Electronic Journal of Differential Equations,
Vol. 2014 (2014), No. 63, pp. 1-19.

Title: Stability of simultaneously triangularizable switched systems 
       on hybrid domains

Authors: Geoffrey Eisenbarth (Baylor Univ., Waco, TX, USA)
         John M. Davis       (Baylor Univ., Waco, TX, USA)
         Ian Gravagne        (Baylor Univ., Waco, TX, USA)

Abstract:
 In this paper, we extend the results of [8, 15, 22],  
 which provide sufficient conditions for the global exponential stability 
 of switched systems under arbitrary switching via the existence of a 
 common quadratic Lyapunov function. In particular, we extend the Lie 
 algebraic results in [15] to switched systems with hybrid 
 non-uniform discrete and continuous domains, a direct unifying 
 generalization of switched systems on R and Z, 
 and extend the results in [8, 22] to a larger class 
 of switched systems, namely those whose subsystem matrices are 
 simultaneously triangularizable. In addition, we explore 
 an easily checkable characterization of our required hypotheses 
 for the theorems.

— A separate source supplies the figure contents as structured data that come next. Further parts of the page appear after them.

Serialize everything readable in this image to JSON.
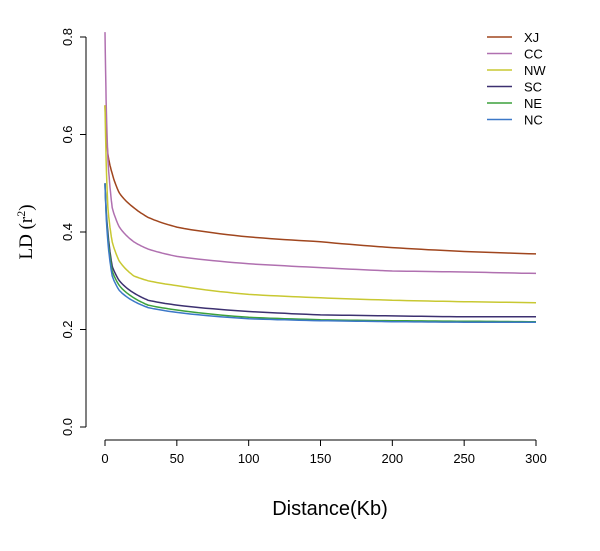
{
  "chart_data": {
    "type": "line",
    "title": "",
    "xlabel": "Distance(Kb)",
    "ylabel": "LD (r²)",
    "ylabel_main": "LD (r",
    "ylabel_sup": "2",
    "ylabel_end": ")",
    "xlim": [
      0,
      300
    ],
    "ylim": [
      0,
      0.8
    ],
    "xticks": [
      "0",
      "50",
      "100",
      "150",
      "200",
      "250",
      "300"
    ],
    "yticks": [
      "0.0",
      "0.2",
      "0.4",
      "0.6",
      "0.8"
    ],
    "grid": false,
    "legend": "top-right",
    "x": [
      0,
      2,
      5,
      10,
      20,
      30,
      50,
      100,
      150,
      200,
      250,
      300
    ],
    "series": [
      {
        "name": "XJ",
        "color": "#a0461e",
        "values": [
          0.66,
          0.56,
          0.52,
          0.48,
          0.45,
          0.43,
          0.41,
          0.39,
          0.38,
          0.368,
          0.36,
          0.355
        ]
      },
      {
        "name": "CC",
        "color": "#b070b0",
        "values": [
          0.81,
          0.55,
          0.45,
          0.41,
          0.38,
          0.365,
          0.35,
          0.335,
          0.327,
          0.32,
          0.318,
          0.315
        ]
      },
      {
        "name": "NW",
        "color": "#c8c832",
        "values": [
          0.66,
          0.45,
          0.38,
          0.34,
          0.31,
          0.3,
          0.29,
          0.272,
          0.265,
          0.26,
          0.257,
          0.255
        ]
      },
      {
        "name": "SC",
        "color": "#3c3070",
        "values": [
          0.5,
          0.4,
          0.33,
          0.3,
          0.275,
          0.26,
          0.25,
          0.237,
          0.23,
          0.228,
          0.226,
          0.226
        ]
      },
      {
        "name": "NE",
        "color": "#3ca03c",
        "values": [
          0.5,
          0.39,
          0.32,
          0.29,
          0.265,
          0.25,
          0.24,
          0.225,
          0.22,
          0.218,
          0.217,
          0.216
        ]
      },
      {
        "name": "NC",
        "color": "#3c78c8",
        "values": [
          0.5,
          0.38,
          0.31,
          0.28,
          0.258,
          0.245,
          0.235,
          0.222,
          0.218,
          0.216,
          0.215,
          0.215
        ]
      }
    ]
  }
}
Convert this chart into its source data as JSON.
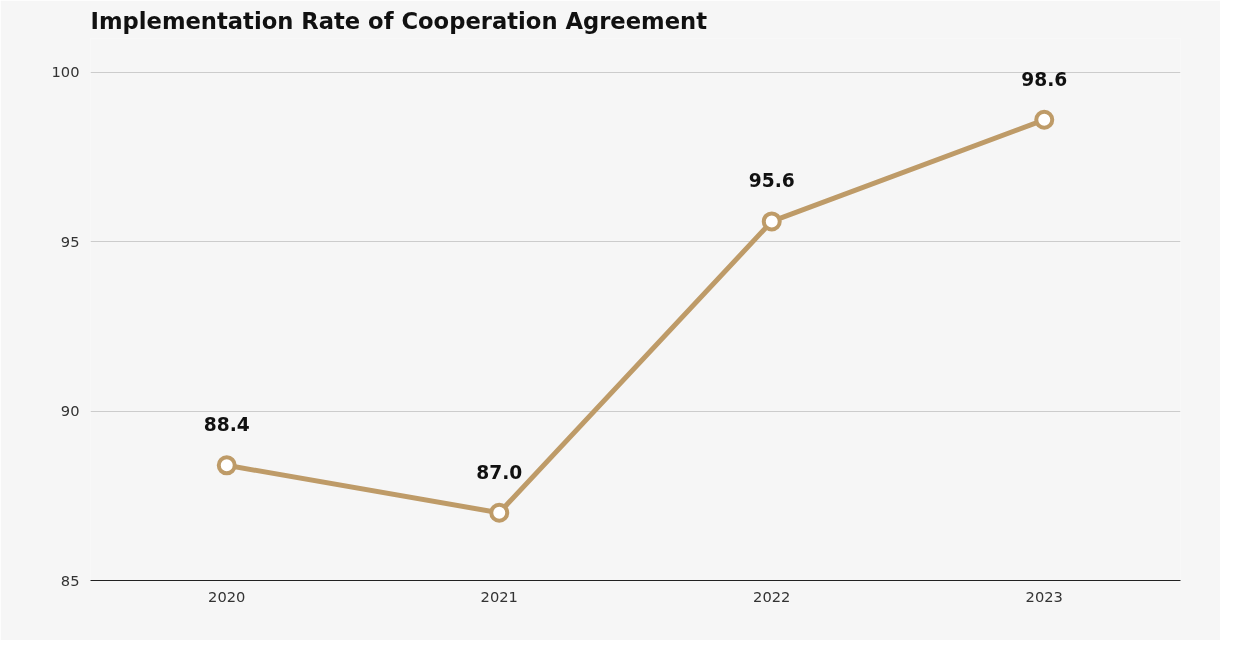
{
  "chart_data": {
    "type": "line",
    "title": "Implementation Rate of Cooperation Agreement",
    "categories": [
      "2020",
      "2021",
      "2022",
      "2023"
    ],
    "series": [
      {
        "color": "#be9b68",
        "values": [
          88.4,
          87.0,
          95.6,
          98.6
        ],
        "value_labels": [
          "88.4",
          "87.0",
          "95.6",
          "98.6"
        ]
      }
    ],
    "ylim": [
      85,
      101
    ],
    "yticks": [
      85,
      90,
      95,
      100
    ],
    "grid": "y",
    "marker": "circle",
    "line_style": "solid"
  }
}
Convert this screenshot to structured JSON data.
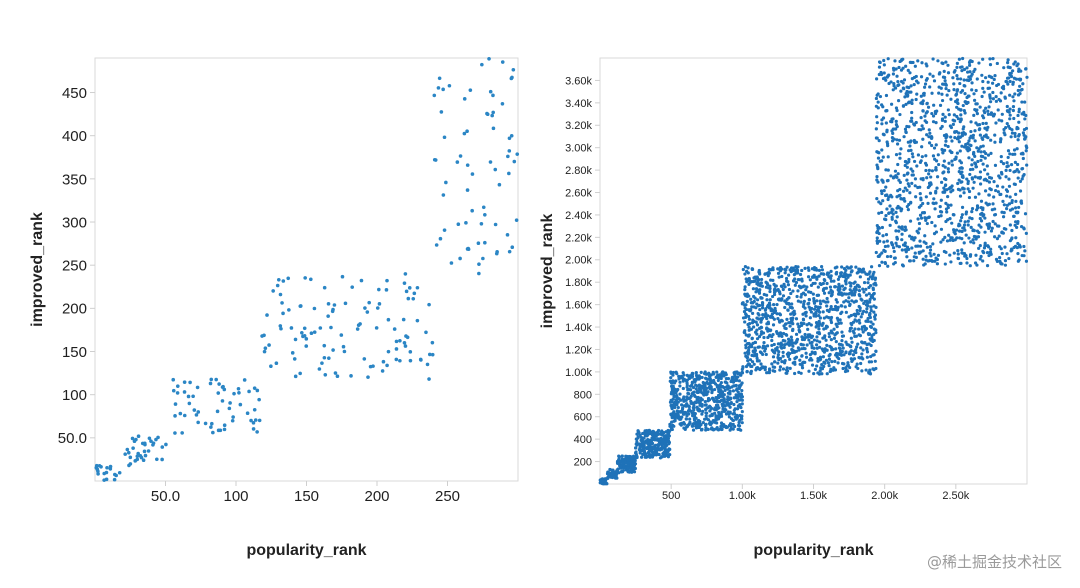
{
  "colors": {
    "point": "#2b86c5",
    "point_dark": "#1f72b8",
    "frame": "#d9d9d9",
    "tick": "#cfcfcf"
  },
  "watermark": "@稀土掘金技术社区",
  "chart_data": [
    {
      "type": "scatter",
      "xlabel": "popularity_rank",
      "ylabel": "improved_rank",
      "xlim": [
        0,
        300
      ],
      "ylim": [
        0,
        490
      ],
      "x_ticks": [
        {
          "value": 50,
          "label": "50.0"
        },
        {
          "value": 100,
          "label": "100"
        },
        {
          "value": 150,
          "label": "150"
        },
        {
          "value": 200,
          "label": "200"
        },
        {
          "value": 250,
          "label": "250"
        }
      ],
      "y_ticks": [
        {
          "value": 50,
          "label": "50.0"
        },
        {
          "value": 100,
          "label": "100"
        },
        {
          "value": 150,
          "label": "150"
        },
        {
          "value": 200,
          "label": "200"
        },
        {
          "value": 250,
          "label": "250"
        },
        {
          "value": 300,
          "label": "300"
        },
        {
          "value": 350,
          "label": "350"
        },
        {
          "value": 400,
          "label": "400"
        },
        {
          "value": 450,
          "label": "450"
        }
      ],
      "clusters": [
        {
          "x_range": [
            0,
            18
          ],
          "y_range": [
            0,
            18
          ],
          "count": 18
        },
        {
          "x_range": [
            18,
            52
          ],
          "y_range": [
            18,
            52
          ],
          "count": 34
        },
        {
          "x_range": [
            55,
            118
          ],
          "y_range": [
            55,
            118
          ],
          "count": 60
        },
        {
          "x_range": [
            118,
            240
          ],
          "y_range": [
            118,
            240
          ],
          "count": 115
        },
        {
          "x_range": [
            240,
            300
          ],
          "y_range": [
            240,
            490
          ],
          "count": 70
        }
      ],
      "seed": 7
    },
    {
      "type": "scatter",
      "xlabel": "popularity_rank",
      "ylabel": "improved_rank",
      "xlim": [
        0,
        3000
      ],
      "ylim": [
        0,
        3800
      ],
      "x_ticks": [
        {
          "value": 500,
          "label": "500"
        },
        {
          "value": 1000,
          "label": "1.00k"
        },
        {
          "value": 1500,
          "label": "1.50k"
        },
        {
          "value": 2000,
          "label": "2.00k"
        },
        {
          "value": 2500,
          "label": "2.50k"
        }
      ],
      "y_ticks": [
        {
          "value": 200,
          "label": "200"
        },
        {
          "value": 400,
          "label": "400"
        },
        {
          "value": 600,
          "label": "600"
        },
        {
          "value": 800,
          "label": "800"
        },
        {
          "value": 1000,
          "label": "1.00k"
        },
        {
          "value": 1200,
          "label": "1.20k"
        },
        {
          "value": 1400,
          "label": "1.40k"
        },
        {
          "value": 1600,
          "label": "1.60k"
        },
        {
          "value": 1800,
          "label": "1.80k"
        },
        {
          "value": 2000,
          "label": "2.00k"
        },
        {
          "value": 2200,
          "label": "2.20k"
        },
        {
          "value": 2400,
          "label": "2.40k"
        },
        {
          "value": 2600,
          "label": "2.60k"
        },
        {
          "value": 2800,
          "label": "2.80k"
        },
        {
          "value": 3000,
          "label": "3.00k"
        },
        {
          "value": 3200,
          "label": "3.20k"
        },
        {
          "value": 3400,
          "label": "3.40k"
        },
        {
          "value": 3600,
          "label": "3.60k"
        }
      ],
      "clusters": [
        {
          "x_range": [
            0,
            50
          ],
          "y_range": [
            0,
            50
          ],
          "count": 30
        },
        {
          "x_range": [
            50,
            120
          ],
          "y_range": [
            50,
            130
          ],
          "count": 45
        },
        {
          "x_range": [
            120,
            250
          ],
          "y_range": [
            100,
            250
          ],
          "count": 120
        },
        {
          "x_range": [
            250,
            490
          ],
          "y_range": [
            230,
            480
          ],
          "count": 260
        },
        {
          "x_range": [
            490,
            1000
          ],
          "y_range": [
            480,
            1000
          ],
          "count": 650
        },
        {
          "x_range": [
            1000,
            1940
          ],
          "y_range": [
            980,
            1940
          ],
          "count": 1150
        },
        {
          "x_range": [
            1940,
            3000
          ],
          "y_range": [
            1940,
            3800
          ],
          "count": 1300
        }
      ],
      "seed": 11
    }
  ]
}
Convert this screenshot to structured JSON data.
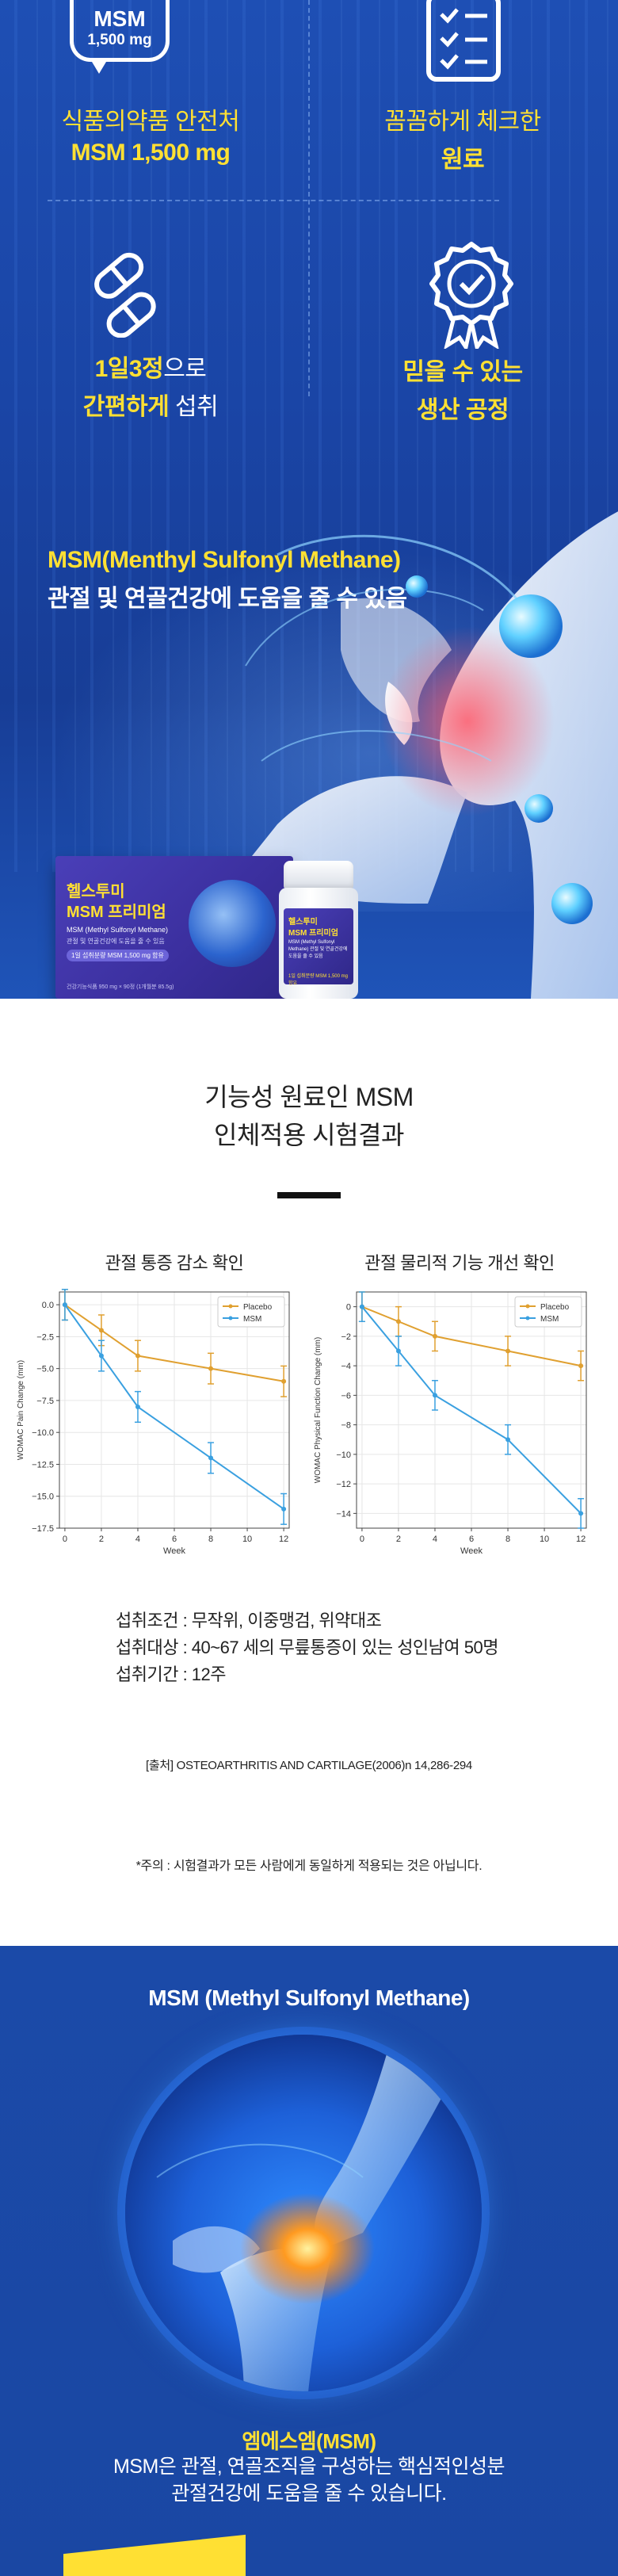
{
  "hero": {
    "bubble": {
      "main": "MSM",
      "sub": "1,500 mg"
    },
    "features": [
      {
        "line1": "식품의약품 안전처",
        "line2": "MSM 1,500 mg",
        "icon": "speech-bubble-icon"
      },
      {
        "line1": "꼼꼼하게 체크한",
        "line2": "원료",
        "icon": "checklist-icon"
      },
      {
        "line1_bold": "1일3정",
        "line1_rest": "으로",
        "line2_bold": "간편하게",
        "line2_rest": " 섭취",
        "icon": "capsule-icon"
      },
      {
        "line1": "믿을 수 있는",
        "line2": "생산 공정",
        "icon": "badge-check-icon"
      }
    ],
    "title_line1": "MSM(Menthyl Sulfonyl Methane)",
    "title_line2": "관절 및 연골건강에 도움을 줄 수 있음",
    "product": {
      "box_line1": "헬스투미",
      "box_line2": "MSM 프리미엄",
      "box_line3": "MSM (Methyl Sulfonyl Methane)",
      "box_line4": "관절 및 연골건강에 도움을 줄 수 있음",
      "box_line5": "1일 섭취분량 MSM 1,500 mg 함유",
      "box_line6": "건강기능식품 950 mg × 90정 (1개월분 85.5g)",
      "bottle_line1": "헬스투미",
      "bottle_line2": "MSM 프리미엄",
      "bottle_line3": "MSM (Methyl Sulfonyl Methane) 관절 및 연골건강에 도움을 줄 수 있음",
      "bottle_line4": "1일 섭취분량 MSM 1,500 mg 함유"
    }
  },
  "clinical": {
    "title_line1": "기능성 원료인 MSM",
    "title_line2": "인체적용 시험결과",
    "conditions": [
      "섭취조건 : 무작위, 이중맹검, 위약대조",
      "섭취대상 : 40~67 세의 무릎통증이 있는 성인남여 50명",
      "섭취기간 : 12주"
    ],
    "source": "[출처] OSTEOARTHRITIS AND CARTILAGE(2006)n 14,286-294",
    "warning": "*주의 : 시험결과가 모든 사람에게 동일하게 적용되는 것은 아닙니다."
  },
  "chart_data": [
    {
      "type": "line",
      "title": "관절 통증 감소 확인",
      "xlabel": "Week",
      "ylabel": "WOMAC Pain Change (mm)",
      "x": [
        0,
        2,
        4,
        8,
        12
      ],
      "xticks": [
        0,
        2,
        4,
        6,
        8,
        10,
        12
      ],
      "yticks": [
        0.0,
        -2.5,
        -5.0,
        -7.5,
        -10.0,
        -12.5,
        -15.0,
        -17.5
      ],
      "ytick_labels": [
        "0.0",
        "−2.5",
        "−5.0",
        "−7.5",
        "−10.0",
        "−12.5",
        "−15.0",
        "−17.5"
      ],
      "ylim": [
        -17.5,
        1
      ],
      "xlim": [
        -0.3,
        12.3
      ],
      "grid": true,
      "legend": "top-right",
      "series": [
        {
          "name": "Placebo",
          "color": "#e0a030",
          "values": [
            0,
            -2,
            -4,
            -5,
            -6
          ],
          "err": [
            1.2,
            1.2,
            1.2,
            1.2,
            1.2
          ]
        },
        {
          "name": "MSM",
          "color": "#3aa0e0",
          "values": [
            0,
            -4,
            -8,
            -12,
            -16
          ],
          "err": [
            1.2,
            1.2,
            1.2,
            1.2,
            1.2
          ]
        }
      ]
    },
    {
      "type": "line",
      "title": "관절 물리적 기능 개선 확인",
      "xlabel": "Week",
      "ylabel": "WOMAC Physical Function Change (mm)",
      "x": [
        0,
        2,
        4,
        8,
        12
      ],
      "xticks": [
        0,
        2,
        4,
        6,
        8,
        10,
        12
      ],
      "yticks": [
        0,
        -2,
        -4,
        -6,
        -8,
        -10,
        -12,
        -14
      ],
      "ytick_labels": [
        "0",
        "−2",
        "−4",
        "−6",
        "−8",
        "−10",
        "−12",
        "−14"
      ],
      "ylim": [
        -15,
        1
      ],
      "xlim": [
        -0.3,
        12.3
      ],
      "grid": true,
      "legend": "top-right",
      "series": [
        {
          "name": "Placebo",
          "color": "#e0a030",
          "values": [
            0,
            -1,
            -2,
            -3,
            -4
          ],
          "err": [
            1,
            1,
            1,
            1,
            1
          ]
        },
        {
          "name": "MSM",
          "color": "#3aa0e0",
          "values": [
            0,
            -3,
            -6,
            -9,
            -14
          ],
          "err": [
            1,
            1,
            1,
            1,
            1
          ]
        }
      ]
    }
  ],
  "msm": {
    "title": "MSM (Methyl Sulfonyl Methane)",
    "name": "엠에스엠(MSM)",
    "desc_line1": "MSM은 관절, 연골조직을 구성하는 핵심적인성분",
    "desc_line2": "관절건강에 도움을 줄 수 있습니다."
  },
  "colors": {
    "accent_yellow": "#ffe033",
    "hero_blue": "#1e4fb4"
  }
}
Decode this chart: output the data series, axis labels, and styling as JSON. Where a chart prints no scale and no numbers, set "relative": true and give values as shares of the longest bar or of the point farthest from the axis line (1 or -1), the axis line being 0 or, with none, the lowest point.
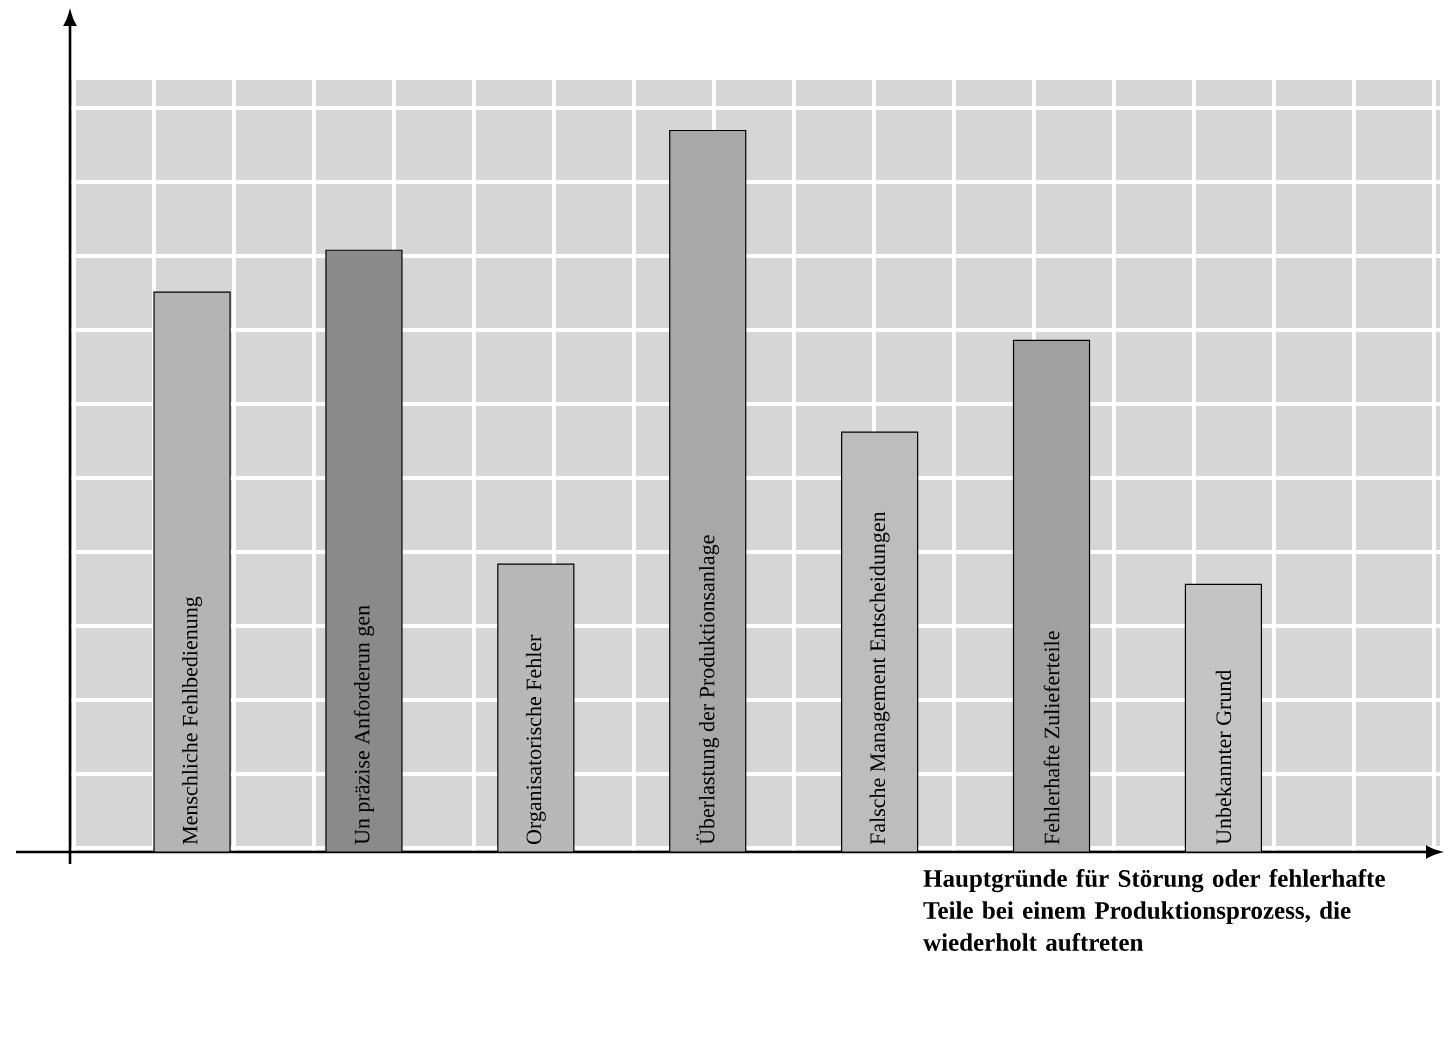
{
  "chart_data": {
    "type": "bar",
    "relative": true,
    "grid": true,
    "xlabel": "Hauptgründe für Störung oder fehlerhafte Teile bei einem Produktionsprozess, die wiederholt auftreten",
    "categories": [
      "Menschliche Fehlbedienung",
      "Un präzise Anforderun gen",
      "Organisatorische Fehler",
      "Überlastung der Produktionsanlage",
      "Falsche Management Entscheidungen",
      "Fehlerhafte Zulieferteile",
      "Unbekannter Grund"
    ],
    "values": [
      0.776,
      0.834,
      0.399,
      1,
      0.582,
      0.709,
      0.371
    ],
    "colors": [
      "#b4b4b4",
      "#8a8a8a",
      "#b8b8b8",
      "#a8a8a8",
      "#bdbdbd",
      "#a0a0a0",
      "#c4c4c4"
    ]
  }
}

Finally, conditions are provided under which 
 there exists a stabilizing switching pattern for a collection of 
 (not necessarily stable) linear systems that are simultaneously 
 triangularizable and separate criteria are formed which imply 
 the stability of the system under a given switching pattern 
 given a priori.

Submitted September 13, 2013. Published March 05, 2014.
Math Subject Classifications: 93C30, 93D05, 93D30.
Key Words: Switched system; common quadratic Lyapunov function;
           simultaneously triangularizable; hybrid system; time scales.